Germany has reimposed the “Dublin rules”, which it had suspended, under which EU migrants must be dealt with by the first EU country they enter. As with the euro crisis, in which Greece has been forced to submit its budgets and even its political independence to EU power driven by a German motor, so poorer member states and those contiguous to Germany are being coerced by the combined effects of Schengen and Merkel. The European Germany which her predecessor Helmut Kohl praised and the German Europe against which he warned seem to come, in practice, to much the same thing. Whatever an international agreement says, people will ultimately reject it if they think it subjects them to intolerable burdens. As the President of the European Council, Donald Tusk, put it this week: “The future of Schengen is at stake.”

Reality is testing it severely, as it is still testing the euro. Schauble perhaps senses this, and is positioning himself for the end of the Merkel era of idealistic Europeanism.

The second of the two main EU leaders contemplating this mess is, of course, David Cameron. At the beginning of 2013, when his Bloomberg speech launched his EU membership referendum plan, he said: “What Churchill described as the twin marauders of war and tyranny have been almost entirely banished from our continent.”

The overriding EU objective now was “not to win peace, but to secure prosperity”. He did not so much as mention current migration. Since then, however, those twin marauders have been quite busy. Russia has changed the borders of Europe by force, and the war in Syria has driven millions of people from the region our way.

This week, Cameron sent his Government’s pre-referendum demands for EU reform in a letter to Tusk. The most politically important of them is his desire to impose a qualification period of four years before immigrants can claim British in-work benefits or social housing: the net migration of 300,000 a year is “not sustainable”. It is most likely on this subject — the Britain’s right to control whom it lets in — that he will win or lose this referendum. It is hard to calculate Cameron’s power in this. In the Bloomberg speech, he declared: “I don’t just want a better deal for Britain. I want a better deal for Europe too.” But the passage of nearly three years seems to have convinced him that he cannot win allies for pan-European reform.

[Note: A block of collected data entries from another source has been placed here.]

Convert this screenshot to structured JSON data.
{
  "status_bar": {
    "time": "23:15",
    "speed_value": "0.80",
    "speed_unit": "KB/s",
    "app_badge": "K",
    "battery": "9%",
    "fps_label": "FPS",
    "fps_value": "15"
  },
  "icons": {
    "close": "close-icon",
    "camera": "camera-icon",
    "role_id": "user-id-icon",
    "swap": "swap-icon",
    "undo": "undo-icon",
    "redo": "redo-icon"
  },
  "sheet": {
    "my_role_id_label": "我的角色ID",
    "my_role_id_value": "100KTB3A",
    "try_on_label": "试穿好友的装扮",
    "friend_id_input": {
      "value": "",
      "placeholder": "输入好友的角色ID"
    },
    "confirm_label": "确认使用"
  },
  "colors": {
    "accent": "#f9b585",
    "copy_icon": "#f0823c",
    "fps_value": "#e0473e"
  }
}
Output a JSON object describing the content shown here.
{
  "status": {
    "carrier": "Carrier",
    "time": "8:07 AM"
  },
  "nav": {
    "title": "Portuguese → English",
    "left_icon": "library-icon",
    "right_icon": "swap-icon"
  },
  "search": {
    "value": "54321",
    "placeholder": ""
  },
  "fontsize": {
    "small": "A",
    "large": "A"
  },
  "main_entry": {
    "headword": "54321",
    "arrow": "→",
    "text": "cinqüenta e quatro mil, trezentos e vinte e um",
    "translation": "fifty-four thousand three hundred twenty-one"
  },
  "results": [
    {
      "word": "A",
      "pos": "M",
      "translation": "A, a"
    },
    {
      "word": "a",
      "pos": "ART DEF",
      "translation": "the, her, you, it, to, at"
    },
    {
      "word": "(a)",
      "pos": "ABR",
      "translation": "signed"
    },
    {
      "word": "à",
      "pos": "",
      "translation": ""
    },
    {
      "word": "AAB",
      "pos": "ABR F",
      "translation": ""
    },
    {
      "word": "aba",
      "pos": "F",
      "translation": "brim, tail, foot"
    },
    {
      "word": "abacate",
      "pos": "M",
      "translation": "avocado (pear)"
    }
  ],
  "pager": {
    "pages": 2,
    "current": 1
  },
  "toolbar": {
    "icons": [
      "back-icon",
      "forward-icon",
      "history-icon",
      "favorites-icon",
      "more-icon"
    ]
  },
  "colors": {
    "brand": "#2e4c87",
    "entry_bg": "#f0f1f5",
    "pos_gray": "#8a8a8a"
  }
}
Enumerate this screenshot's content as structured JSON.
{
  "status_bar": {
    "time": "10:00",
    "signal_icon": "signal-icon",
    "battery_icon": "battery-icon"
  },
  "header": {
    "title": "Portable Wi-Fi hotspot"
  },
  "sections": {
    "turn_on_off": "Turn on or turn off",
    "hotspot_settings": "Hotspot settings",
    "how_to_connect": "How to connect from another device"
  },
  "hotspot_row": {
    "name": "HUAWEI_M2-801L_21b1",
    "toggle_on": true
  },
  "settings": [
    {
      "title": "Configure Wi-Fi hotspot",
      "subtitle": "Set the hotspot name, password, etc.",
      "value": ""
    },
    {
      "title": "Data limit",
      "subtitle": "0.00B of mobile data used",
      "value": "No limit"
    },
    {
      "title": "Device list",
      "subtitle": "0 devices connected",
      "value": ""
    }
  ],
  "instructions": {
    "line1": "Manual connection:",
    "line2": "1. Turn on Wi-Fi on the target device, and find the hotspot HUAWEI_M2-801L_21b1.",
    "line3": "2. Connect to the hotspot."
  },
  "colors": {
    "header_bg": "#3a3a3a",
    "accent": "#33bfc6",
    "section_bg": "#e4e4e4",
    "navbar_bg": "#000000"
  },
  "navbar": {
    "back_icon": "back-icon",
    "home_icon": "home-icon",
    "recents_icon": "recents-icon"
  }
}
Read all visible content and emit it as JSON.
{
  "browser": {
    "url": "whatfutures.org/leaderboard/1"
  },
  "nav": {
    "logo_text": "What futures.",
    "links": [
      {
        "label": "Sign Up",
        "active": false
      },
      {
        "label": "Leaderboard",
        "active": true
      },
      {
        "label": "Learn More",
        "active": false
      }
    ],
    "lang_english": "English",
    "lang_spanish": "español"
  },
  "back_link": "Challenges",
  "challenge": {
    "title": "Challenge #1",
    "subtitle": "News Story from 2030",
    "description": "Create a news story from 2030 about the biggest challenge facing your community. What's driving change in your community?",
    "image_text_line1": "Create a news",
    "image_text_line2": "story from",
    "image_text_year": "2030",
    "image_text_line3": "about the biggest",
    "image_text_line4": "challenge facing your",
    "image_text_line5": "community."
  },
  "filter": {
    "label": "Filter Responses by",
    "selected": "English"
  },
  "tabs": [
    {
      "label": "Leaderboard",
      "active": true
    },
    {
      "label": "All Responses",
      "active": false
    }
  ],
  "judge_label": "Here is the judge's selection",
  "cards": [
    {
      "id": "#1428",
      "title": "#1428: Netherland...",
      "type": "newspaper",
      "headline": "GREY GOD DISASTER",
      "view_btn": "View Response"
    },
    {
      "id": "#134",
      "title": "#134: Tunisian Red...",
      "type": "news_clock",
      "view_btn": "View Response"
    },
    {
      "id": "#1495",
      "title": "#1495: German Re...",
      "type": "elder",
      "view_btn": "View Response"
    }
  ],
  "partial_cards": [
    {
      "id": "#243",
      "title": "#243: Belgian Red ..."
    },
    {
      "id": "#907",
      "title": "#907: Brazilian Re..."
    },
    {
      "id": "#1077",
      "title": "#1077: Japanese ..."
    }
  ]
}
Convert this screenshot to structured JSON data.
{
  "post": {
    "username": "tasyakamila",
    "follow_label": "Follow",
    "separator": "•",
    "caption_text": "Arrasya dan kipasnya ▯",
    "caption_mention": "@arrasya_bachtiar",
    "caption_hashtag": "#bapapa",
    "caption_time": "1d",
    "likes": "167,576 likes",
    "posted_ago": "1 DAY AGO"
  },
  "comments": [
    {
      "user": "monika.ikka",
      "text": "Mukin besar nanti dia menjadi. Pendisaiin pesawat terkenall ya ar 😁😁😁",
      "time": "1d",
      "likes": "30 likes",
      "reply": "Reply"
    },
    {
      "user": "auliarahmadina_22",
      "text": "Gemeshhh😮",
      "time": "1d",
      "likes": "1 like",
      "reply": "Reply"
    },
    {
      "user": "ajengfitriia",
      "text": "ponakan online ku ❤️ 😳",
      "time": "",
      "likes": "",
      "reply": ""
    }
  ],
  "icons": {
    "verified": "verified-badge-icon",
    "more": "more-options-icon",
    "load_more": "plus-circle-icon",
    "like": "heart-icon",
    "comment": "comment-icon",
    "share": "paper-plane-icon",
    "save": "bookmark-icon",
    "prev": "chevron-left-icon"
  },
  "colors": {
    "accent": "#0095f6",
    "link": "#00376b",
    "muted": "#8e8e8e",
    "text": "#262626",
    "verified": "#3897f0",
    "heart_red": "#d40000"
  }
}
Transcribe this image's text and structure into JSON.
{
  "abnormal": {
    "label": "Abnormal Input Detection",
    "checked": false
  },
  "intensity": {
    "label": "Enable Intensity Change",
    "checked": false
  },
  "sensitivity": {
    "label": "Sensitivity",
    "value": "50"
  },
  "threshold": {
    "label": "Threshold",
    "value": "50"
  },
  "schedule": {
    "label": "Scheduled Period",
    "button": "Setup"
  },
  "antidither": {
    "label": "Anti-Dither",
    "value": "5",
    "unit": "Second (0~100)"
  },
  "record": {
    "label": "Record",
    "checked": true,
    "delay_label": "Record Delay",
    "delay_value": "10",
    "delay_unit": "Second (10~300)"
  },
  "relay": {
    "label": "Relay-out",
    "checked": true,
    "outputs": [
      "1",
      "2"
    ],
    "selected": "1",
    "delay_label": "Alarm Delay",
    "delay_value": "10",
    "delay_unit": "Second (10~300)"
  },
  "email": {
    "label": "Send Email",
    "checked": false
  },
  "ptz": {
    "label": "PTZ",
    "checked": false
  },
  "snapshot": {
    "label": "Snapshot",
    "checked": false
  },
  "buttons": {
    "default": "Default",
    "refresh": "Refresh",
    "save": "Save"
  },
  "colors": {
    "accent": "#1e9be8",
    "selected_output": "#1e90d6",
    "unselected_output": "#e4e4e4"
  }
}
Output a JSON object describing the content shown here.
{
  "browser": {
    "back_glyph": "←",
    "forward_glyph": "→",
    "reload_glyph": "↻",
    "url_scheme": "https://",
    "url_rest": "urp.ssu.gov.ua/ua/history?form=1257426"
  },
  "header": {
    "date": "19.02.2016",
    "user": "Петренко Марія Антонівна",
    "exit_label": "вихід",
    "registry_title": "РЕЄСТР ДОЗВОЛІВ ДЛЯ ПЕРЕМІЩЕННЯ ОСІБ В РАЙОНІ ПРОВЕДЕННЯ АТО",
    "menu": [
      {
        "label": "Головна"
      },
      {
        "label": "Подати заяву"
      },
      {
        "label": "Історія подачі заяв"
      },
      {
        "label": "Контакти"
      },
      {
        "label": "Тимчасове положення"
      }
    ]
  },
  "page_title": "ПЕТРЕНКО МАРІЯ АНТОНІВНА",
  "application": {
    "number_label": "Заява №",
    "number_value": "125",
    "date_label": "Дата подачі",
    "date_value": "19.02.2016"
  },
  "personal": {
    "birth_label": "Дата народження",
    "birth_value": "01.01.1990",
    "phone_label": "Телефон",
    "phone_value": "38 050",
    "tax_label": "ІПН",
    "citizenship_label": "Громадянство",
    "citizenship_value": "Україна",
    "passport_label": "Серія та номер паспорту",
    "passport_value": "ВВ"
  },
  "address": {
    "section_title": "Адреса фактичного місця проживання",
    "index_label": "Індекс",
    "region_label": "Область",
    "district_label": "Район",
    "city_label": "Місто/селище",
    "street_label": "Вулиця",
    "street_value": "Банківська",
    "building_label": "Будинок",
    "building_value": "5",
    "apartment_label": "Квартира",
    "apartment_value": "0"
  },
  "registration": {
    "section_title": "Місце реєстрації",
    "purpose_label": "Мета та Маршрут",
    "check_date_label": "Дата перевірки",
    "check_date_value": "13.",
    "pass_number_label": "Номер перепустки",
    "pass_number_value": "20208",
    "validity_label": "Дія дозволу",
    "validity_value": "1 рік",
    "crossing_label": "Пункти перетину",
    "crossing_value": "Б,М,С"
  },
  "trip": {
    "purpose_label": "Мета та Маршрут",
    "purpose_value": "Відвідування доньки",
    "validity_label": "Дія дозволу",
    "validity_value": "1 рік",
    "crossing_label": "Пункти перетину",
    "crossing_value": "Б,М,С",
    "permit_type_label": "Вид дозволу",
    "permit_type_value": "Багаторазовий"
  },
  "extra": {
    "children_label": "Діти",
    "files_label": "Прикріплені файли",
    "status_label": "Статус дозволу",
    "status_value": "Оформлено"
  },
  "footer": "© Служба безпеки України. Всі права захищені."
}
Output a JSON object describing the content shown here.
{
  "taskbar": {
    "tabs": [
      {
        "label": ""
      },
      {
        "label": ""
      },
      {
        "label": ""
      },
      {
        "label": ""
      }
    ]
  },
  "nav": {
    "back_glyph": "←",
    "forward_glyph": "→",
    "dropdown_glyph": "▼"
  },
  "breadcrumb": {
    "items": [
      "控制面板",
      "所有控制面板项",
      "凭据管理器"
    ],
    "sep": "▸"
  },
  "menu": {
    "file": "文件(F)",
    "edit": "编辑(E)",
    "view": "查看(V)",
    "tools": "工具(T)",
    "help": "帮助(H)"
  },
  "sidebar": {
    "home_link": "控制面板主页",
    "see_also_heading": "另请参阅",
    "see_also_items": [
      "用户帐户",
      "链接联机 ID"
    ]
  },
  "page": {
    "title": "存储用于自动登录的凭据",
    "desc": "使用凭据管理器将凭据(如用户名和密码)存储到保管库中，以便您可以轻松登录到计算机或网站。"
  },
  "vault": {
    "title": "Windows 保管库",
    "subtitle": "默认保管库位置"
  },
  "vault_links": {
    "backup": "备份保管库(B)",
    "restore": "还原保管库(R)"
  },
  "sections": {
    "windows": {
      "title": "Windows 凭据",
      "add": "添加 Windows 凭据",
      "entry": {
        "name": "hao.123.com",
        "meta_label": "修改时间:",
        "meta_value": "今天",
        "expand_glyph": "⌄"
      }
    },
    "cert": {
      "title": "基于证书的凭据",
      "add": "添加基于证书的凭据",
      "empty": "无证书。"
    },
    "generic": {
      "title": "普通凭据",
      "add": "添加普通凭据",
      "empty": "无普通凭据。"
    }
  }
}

Today he just wants more British exceptions. He says the referendum decision is of generational importance to the country’s future, yet also that it does not require all that much change to get what we want. He has to convince the European partners that he really does want to stay - because if not, why should they give him anything? On the other hand, he has to persuade British eurosceptic voters that he truly is prepared to leave if he does not achieve major changes. Neither side is convinced. Yet as one looks at how the European continent is changing, almost all the trends make moderate euroscepticism look better and “ever-closer union” (the treaty commitment from which Cameron wants Britain absolved) look worse. It is for people like Merkel, not Cameron, to explain how the euro is going to rescue the economies of southern Europe and how the peoples of Europe will tolerate a union without internal borders as millions of non-Europeans acquire the right to roam within it. Her country is at the heart of the burning building. Britain, with its opt-outs, has some of the escape routes. Like most eurosceptics, I feel frustrated that Cameron is not making stronger demands. Unlike most, however, I am not so sure that his mission is doomed. In private, he compares his referendum campaign to a plane that has now taken off and cannot yet be sure exactly where it will land. Certainly not an easy situation, but better, perhaps, than that of Merkel, whose wings seem to be melting like those of Icarus.